Secondary Market/Investors
UBS: $19.5 Billion in Write-Downs, Will Sell $15 Billion in Mortgages to BlackRock
By PAUL JACKSON
May 6, 2008 2:24 PM CST
As expected, UBS AG (UBS: 11.95 -3.32%) said Tuesday that it lost 11.5 billion Swiss francs ($10.9 billion), as the battered financial giant absorbed $19.5 billion in mortgage and related write-downs. The bank had warned of the write-downs in early April.
The losses will lead the firm to shed 7 percent of its workforce, or 2,600 positions, during the rest of this year, it said in a press statement Tuesday; a total of 5,900 jobs will be shed by mid-2009, it said. The losses at UBS add to mounting losses at U.S.-based investment banks, with Morgan Stanley (MS: 26.99 -4.83%) and Lehman Brothers (LEH: 0.00 N/A) allegedly set to push their latest round of layoffs, as Wall Street struggles to adjust in the face of ongoing market difficulties.

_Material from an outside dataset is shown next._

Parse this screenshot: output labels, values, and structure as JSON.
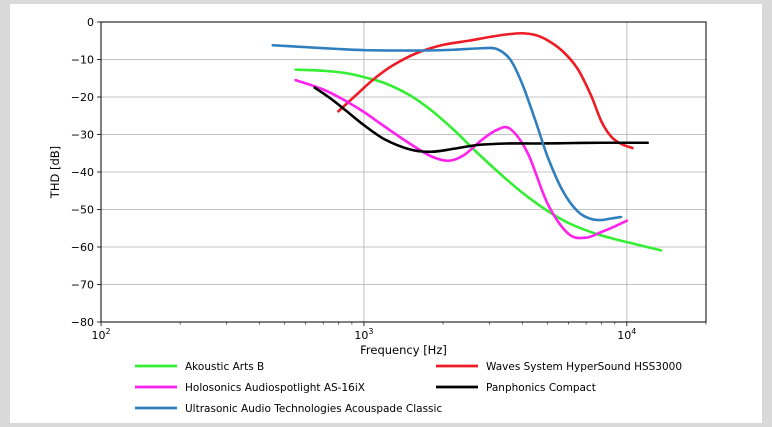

The Swiss bank also said that it will sell a $15 billion of portfolio of subprime and Alt A assets to BlackRock Inc. (BLK: 167.65 -3.01%) in a move designed to reduce its overall exposure to increasingly troubled U.S. mortgages. UBS said it has reduced its net exposure to subprime and related mortgages by more than 60 percent since the third quarter of 2007 — although its worth noting that much of that exposure has simply been written off.
It’s not clear exactly who will service the assets in question — UBS CEO Marcel Rohner said only that the mortgage assets would be placed with a new distressed asset fund managed by BlackRock — but sources have suggested to HW that it’s possible that the portfolio may end up with Calabasas-based PennyMac, a firm backed by BlackRock and other major investors, and headed up by former Countrywide exec Stanford Kurland.
Calls to PennyMac for comment were not returned, but it’s as of yet unclear if the newly-founded distressed mortgage asset specialist has yet staffed up to the point where it can manage a $15 billion portfolio.
The BlackRock acquisition, however, likely underscores a growing need for investors to have a special servicer that can scale to their specific needs and requirements. Two such servicers have moved aggressively to position themselves in this emerging market recently, including Phoenix-based Marix Servicing, LLC and Plano, Texas-based Acqura Loan Services; it’s likely others will look to move into the space aggressively as the number of investors buying distressed mortgages grows over the next few months, sources told HW.